Dear NFL Players

Please stop celebrating every fucking thing you do on the field as if it’s some sort of massive achievement.

You ran for two yards and picked up the first down.  BFD.  You don’t need to strike a pose.

You sacked the quarterback.  You don’t need to stand over him.  All you did was your fucking job.  Get up and go back to your side.

You break six tackles en route to a 74-yard touchdown run?  Sure, spike the ball, do a touchdown dance.  Your sack was on fourth down and effectively ends the game?  I suppose you can celebrate.

This isn’t Madden.  Nobody thinks you da bomb because you caught a pass.  Act like you’ve been there before.

Dear “JB”

On “The NFL Today”, James Brown just previewed a game between two longtime rivals, then tossed to Dan Fouts at the game with the question “Are you expecting another chapter in this battle to be written today?”.

Of course he is.  In that book metaphor, each game is a chapter.  Essentially, your question was “Dan, do you expect these two teams to play today?”

You should try to not say stupid things.

Dear Guy Who Called the Pizza Place

When I was there picking up my dinner, you called and placed an order just as I was walking in.  It took a couple of minutes for you to go through the process of placing your order, and when you finished, the clerk put you on hold to get your total.  I overheard her tell you it was $45 and change and it would be ready in 45 minutes to an hour.

And as the clerk was entering your information into the credit card machine, she stopped for a moment, then said to you “Yep, about 45 minutes to an hour.”  And a moment later, she said “Okay”, hung up the phone and crossed out everything she’d just written.

Here’s the thing: if you call a pizza place on a Saturday night and order $45 worth of food (which I’m guessing was in the neighborhood of three or four pizzas plus breadsticks and all that extra crap), you can’t reasonably expect them to get your order ready in ten minutes.  Quite frankly, 45 minutes seems pretty damned fast for that much food.

Dear Spammers

Do you really think that posting dozens of comments to my little dog and pony show here will actually get you something?
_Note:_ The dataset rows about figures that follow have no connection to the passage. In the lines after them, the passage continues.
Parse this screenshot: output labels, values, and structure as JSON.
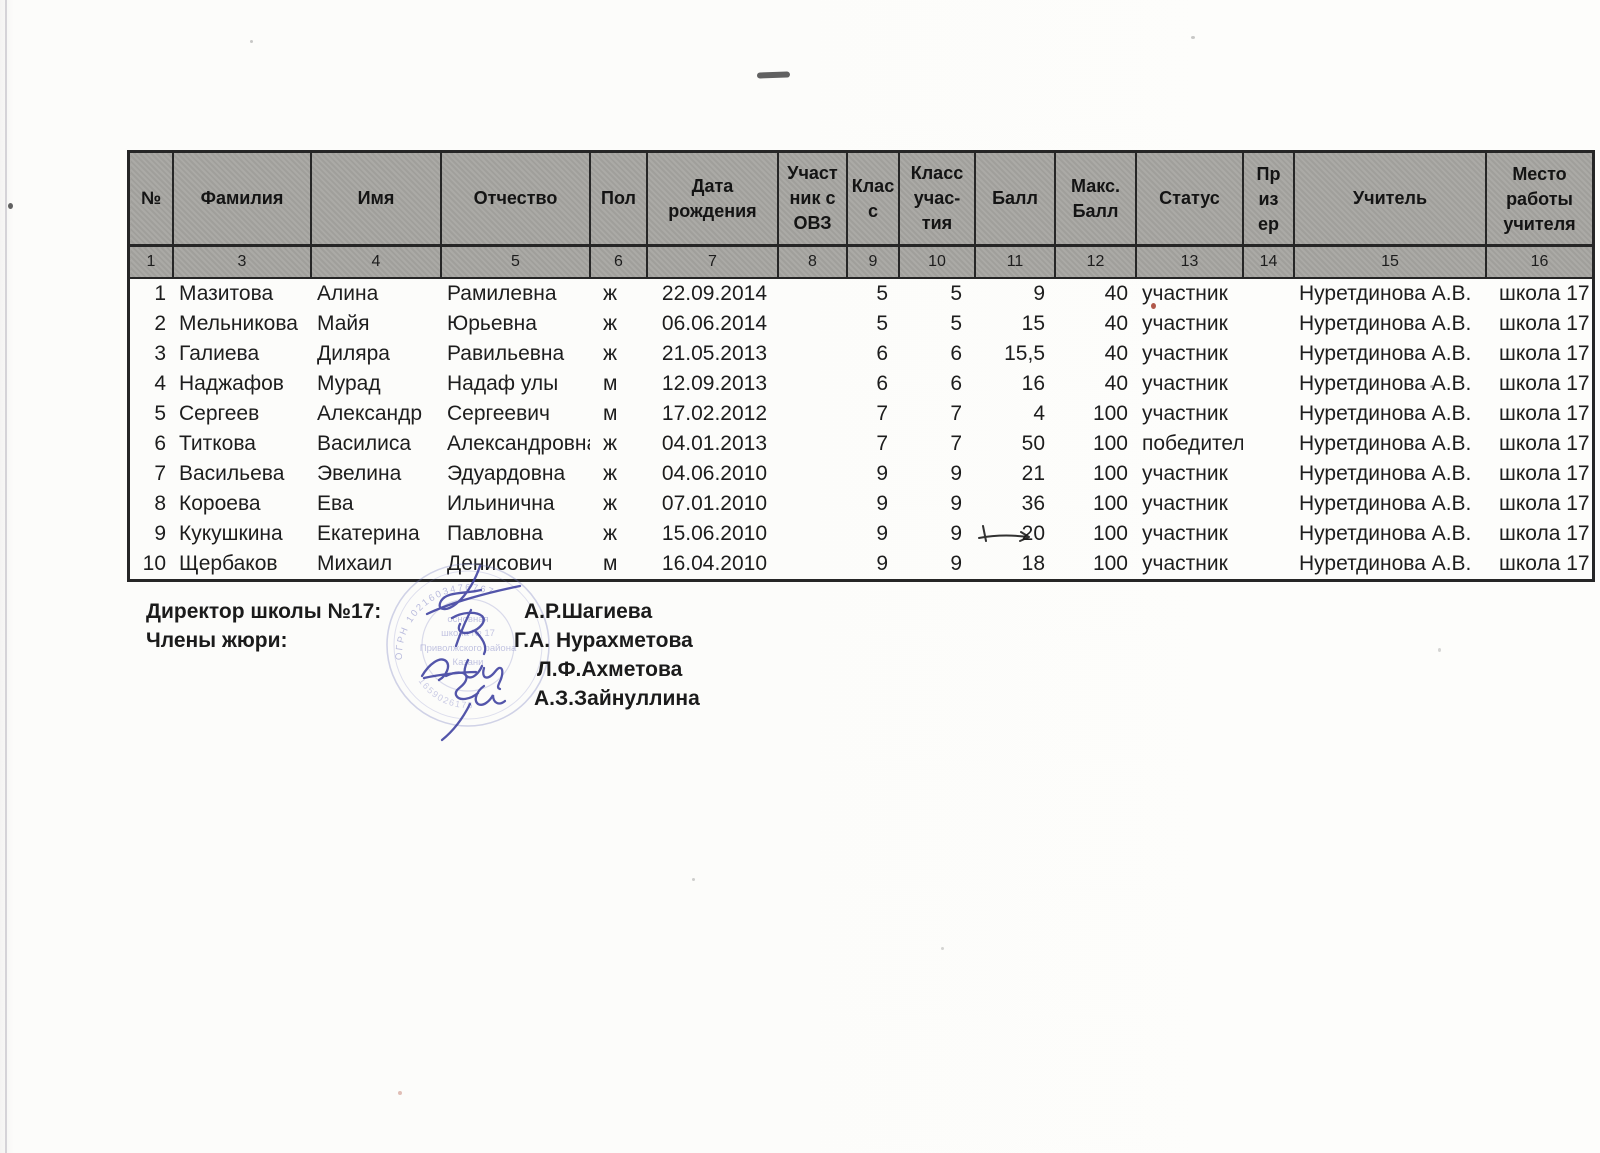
{
  "table": {
    "columns": [
      {
        "id": "n",
        "label": "№",
        "num": "1"
      },
      {
        "id": "surname",
        "label": "Фамилия",
        "num": "3"
      },
      {
        "id": "name",
        "label": "Имя",
        "num": "4"
      },
      {
        "id": "patronymic",
        "label": "Отчество",
        "num": "5"
      },
      {
        "id": "gender",
        "label": "Пол",
        "num": "6"
      },
      {
        "id": "birth_date",
        "label": "Дата рождения",
        "num": "7"
      },
      {
        "id": "ovz",
        "label": "Участник с ОВЗ",
        "num": "8"
      },
      {
        "id": "grade",
        "label": "Класс",
        "num": "9"
      },
      {
        "id": "participation_grade",
        "label": "Класс учас-тия",
        "num": "10"
      },
      {
        "id": "score",
        "label": "Балл",
        "num": "11"
      },
      {
        "id": "max_score",
        "label": "Макс. Балл",
        "num": "12"
      },
      {
        "id": "status",
        "label": "Статус",
        "num": "13"
      },
      {
        "id": "prize",
        "label": "Призер",
        "num": "14"
      },
      {
        "id": "teacher",
        "label": "Учитель",
        "num": "15"
      },
      {
        "id": "workplace",
        "label": "Место работы учителя",
        "num": "16"
      }
    ],
    "rows": [
      {
        "n": "1",
        "surname": "Мазитова",
        "name": "Алина",
        "patronymic": "Рамилевна",
        "gender": "ж",
        "birth_date": "22.09.2014",
        "ovz": "",
        "grade": "5",
        "participation_grade": "5",
        "score": "9",
        "max_score": "40",
        "status": "участник",
        "prize": "",
        "teacher": "Нуретдинова А.В.",
        "workplace": "школа 17"
      },
      {
        "n": "2",
        "surname": "Мельникова",
        "name": "Майя",
        "patronymic": "Юрьевна",
        "gender": "ж",
        "birth_date": "06.06.2014",
        "ovz": "",
        "grade": "5",
        "participation_grade": "5",
        "score": "15",
        "max_score": "40",
        "status": "участник",
        "prize": "",
        "teacher": "Нуретдинова А.В.",
        "workplace": "школа 17"
      },
      {
        "n": "3",
        "surname": "Галиева",
        "name": "Диляра",
        "patronymic": "Равильевна",
        "gender": "ж",
        "birth_date": "21.05.2013",
        "ovz": "",
        "grade": "6",
        "participation_grade": "6",
        "score": "15,5",
        "max_score": "40",
        "status": "участник",
        "prize": "",
        "teacher": "Нуретдинова А.В.",
        "workplace": "школа 17"
      },
      {
        "n": "4",
        "surname": "Наджафов",
        "name": "Мурад",
        "patronymic": "Надаф улы",
        "gender": "м",
        "birth_date": "12.09.2013",
        "ovz": "",
        "grade": "6",
        "participation_grade": "6",
        "score": "16",
        "max_score": "40",
        "status": "участник",
        "prize": "",
        "teacher": "Нуретдинова А.В.",
        "workplace": "школа 17"
      },
      {
        "n": "5",
        "surname": "Сергеев",
        "name": "Александр",
        "patronymic": "Сергеевич",
        "gender": "м",
        "birth_date": "17.02.2012",
        "ovz": "",
        "grade": "7",
        "participation_grade": "7",
        "score": "4",
        "max_score": "100",
        "status": "участник",
        "prize": "",
        "teacher": "Нуретдинова А.В.",
        "workplace": "школа 17"
      },
      {
        "n": "6",
        "surname": "Титкова",
        "name": "Василиса",
        "patronymic": "Александровна",
        "gender": "ж",
        "birth_date": "04.01.2013",
        "ovz": "",
        "grade": "7",
        "participation_grade": "7",
        "score": "50",
        "max_score": "100",
        "status": "победитель",
        "prize": "",
        "teacher": "Нуретдинова А.В.",
        "workplace": "школа 17"
      },
      {
        "n": "7",
        "surname": "Васильева",
        "name": "Эвелина",
        "patronymic": "Эдуардовна",
        "gender": "ж",
        "birth_date": "04.06.2010",
        "ovz": "",
        "grade": "9",
        "participation_grade": "9",
        "score": "21",
        "max_score": "100",
        "status": "участник",
        "prize": "",
        "teacher": "Нуретдинова А.В.",
        "workplace": "школа 17"
      },
      {
        "n": "8",
        "surname": "Короева",
        "name": "Ева",
        "patronymic": "Ильинична",
        "gender": "ж",
        "birth_date": "07.01.2010",
        "ovz": "",
        "grade": "9",
        "participation_grade": "9",
        "score": "36",
        "max_score": "100",
        "status": "участник",
        "prize": "",
        "teacher": "Нуретдинова А.В.",
        "workplace": "школа 17"
      },
      {
        "n": "9",
        "surname": "Кукушкина",
        "name": "Екатерина",
        "patronymic": "Павловна",
        "gender": "ж",
        "birth_date": "15.06.2010",
        "ovz": "",
        "grade": "9",
        "participation_grade": "9",
        "score": "20",
        "max_score": "100",
        "status": "участник",
        "prize": "",
        "teacher": "Нуретдинова А.В.",
        "workplace": "школа 17"
      },
      {
        "n": "10",
        "surname": "Щербаков",
        "name": "Михаил",
        "patronymic": "Денисович",
        "gender": "м",
        "birth_date": "16.04.2010",
        "ovz": "",
        "grade": "9",
        "participation_grade": "9",
        "score": "18",
        "max_score": "100",
        "status": "участник",
        "prize": "",
        "teacher": "Нуретдинова А.В.",
        "workplace": "школа 17"
      }
    ]
  },
  "signing": {
    "director_label": "Директор школы №17:",
    "director_name": "А.Р.Шагиева",
    "jury_label": "Члены жюри:",
    "jury_names": [
      "Г.А. Нурахметова",
      "Л.Ф.Ахметова",
      "А.З.Зайнуллина"
    ]
  },
  "stamp": {
    "arc_text": "ОГРН 1021603476767",
    "number": "1659026176",
    "lines": [
      "основная",
      "школа № 17",
      "Приволжского района",
      "Казани"
    ]
  },
  "colors": {
    "header_fill": "#a7a5a1",
    "border": "#262626",
    "ink_blue": "#3c3f9f",
    "stamp_blue": "#7478bf"
  }
}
You suck.  That’s why I had to turn off comments.

Dear Guy Sitting Outside My Window In His Car


I was just sitting here thinking to myself “Gee, I really wish there was someone outside in their car playing their really, really shitty music really loudly so I could have to listen to it against my will.”

And then you pulled up.

You’re the best.  Your music, not so much.

Dear Woman at the Laundromat

It’s perfectly reasonable for you to put your clothes in a dryer, and it’s perfectly reasonable for you to put four quarters into the dryer, and it’s perfectly reasonable to ask the attendant how long the dryer will run on four quarters, and it’s perfectly reasonable for you to leave for a while when she tells you “about twenty minutes”.

But you really don’t need to tell the attendant “I’ll be back” when you leave.

No one ever thought that you might be a clothes-abandoner, here to drop all of your clothing in a dryer, drop a buck into the slot, then leave, never to be seen again.

Dear NFL

You’re making a big deal this weekend (week 6 of the 2015 season) everywhere you can that next week’s game in London will be streaming live on the Internet for the first time ever.

Wikipedia says the first ever live stream was 22 years ago.  There are literally thousands of live streams from various sources on the Internet.  This isn’t a big deal.  It’s you finally pulling your heads out of your asses and figuring out that this Internets thing might stick around for a while.